MINNETRISTA, Minn. (WCCO) — A Twin Cities high school is giving students a hands-on learning experience for the digital age.

Mound Westonka High School is one of the few in the state offering a technology repair class. It’s called Westonka Tech Interns and teaches students how to repair their district issued laptops.

Like many schools, Mound Westonka started incorporating technology into the classroom in recent years.

“Our school, now — everyone has a Chromebook,” student Dylan Horan said.

This year, roughly 1,500 students within the district have Chromebooks. At times, the tools to help teach will fail which creates new coursework for students like Horan.

“I joined this class and all of the sudden, I realized how much I enjoy working with computers and doing that stuff,” Horan said.

He’s one of a dozen students enrolled in Westonka Tech Interns. It’s one of the few electronics repair classes offered in Minnesota at the high school level.
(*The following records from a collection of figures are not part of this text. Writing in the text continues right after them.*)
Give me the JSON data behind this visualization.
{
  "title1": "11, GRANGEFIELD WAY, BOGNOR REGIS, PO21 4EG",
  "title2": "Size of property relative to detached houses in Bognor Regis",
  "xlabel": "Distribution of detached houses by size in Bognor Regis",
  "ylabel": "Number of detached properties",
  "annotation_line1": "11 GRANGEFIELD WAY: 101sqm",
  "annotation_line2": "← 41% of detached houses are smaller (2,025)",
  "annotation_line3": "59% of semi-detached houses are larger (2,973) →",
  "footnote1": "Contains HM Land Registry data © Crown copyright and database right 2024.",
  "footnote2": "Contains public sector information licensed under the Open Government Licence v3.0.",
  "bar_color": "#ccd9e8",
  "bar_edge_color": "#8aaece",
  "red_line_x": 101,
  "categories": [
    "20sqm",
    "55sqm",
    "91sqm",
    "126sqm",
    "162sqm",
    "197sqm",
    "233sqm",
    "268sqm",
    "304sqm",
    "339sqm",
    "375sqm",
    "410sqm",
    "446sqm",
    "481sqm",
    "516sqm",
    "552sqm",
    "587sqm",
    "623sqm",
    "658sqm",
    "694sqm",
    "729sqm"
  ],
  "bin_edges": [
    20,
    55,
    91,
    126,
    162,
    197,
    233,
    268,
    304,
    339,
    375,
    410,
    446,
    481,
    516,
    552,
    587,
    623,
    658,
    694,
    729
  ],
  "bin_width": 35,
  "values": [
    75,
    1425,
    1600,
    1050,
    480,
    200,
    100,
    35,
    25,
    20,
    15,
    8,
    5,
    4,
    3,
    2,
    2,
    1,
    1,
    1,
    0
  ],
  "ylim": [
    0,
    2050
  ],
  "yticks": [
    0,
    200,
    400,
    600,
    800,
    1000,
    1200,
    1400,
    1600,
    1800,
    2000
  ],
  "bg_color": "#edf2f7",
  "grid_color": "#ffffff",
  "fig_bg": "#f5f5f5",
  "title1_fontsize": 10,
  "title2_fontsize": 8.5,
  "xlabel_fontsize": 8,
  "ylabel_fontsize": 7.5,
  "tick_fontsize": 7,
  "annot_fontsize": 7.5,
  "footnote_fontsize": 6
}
Instead of lectures and exams, students troubleshoot glitches in their district issued computers.

“They get a Chromebook which has a problem they have to solve, and they don’t stop until they solve the problem,” MWHS tech teacher Sue Simonson said.

The elective class gives juniors and seniors a hands-on learning experience while turning out a faster, cheaper fix than a manufacturer’s repair shop.

“The turnaround time was about six weeks, and then the part they replaced, we now repair for a fourth of the cost,” Simonson said.

Yet the biggest value can’t be measured in money or time — for Horan, this class gave him direction for life after graduation.

“Having this class, I found what I loved to do,” he said.

Many of the students are taking their skills of fixing Chromebooks further by fixing their own iPhones and iPads. The kids also have the chance to get a technology certification, allowing them to enter the workforce right out of high school.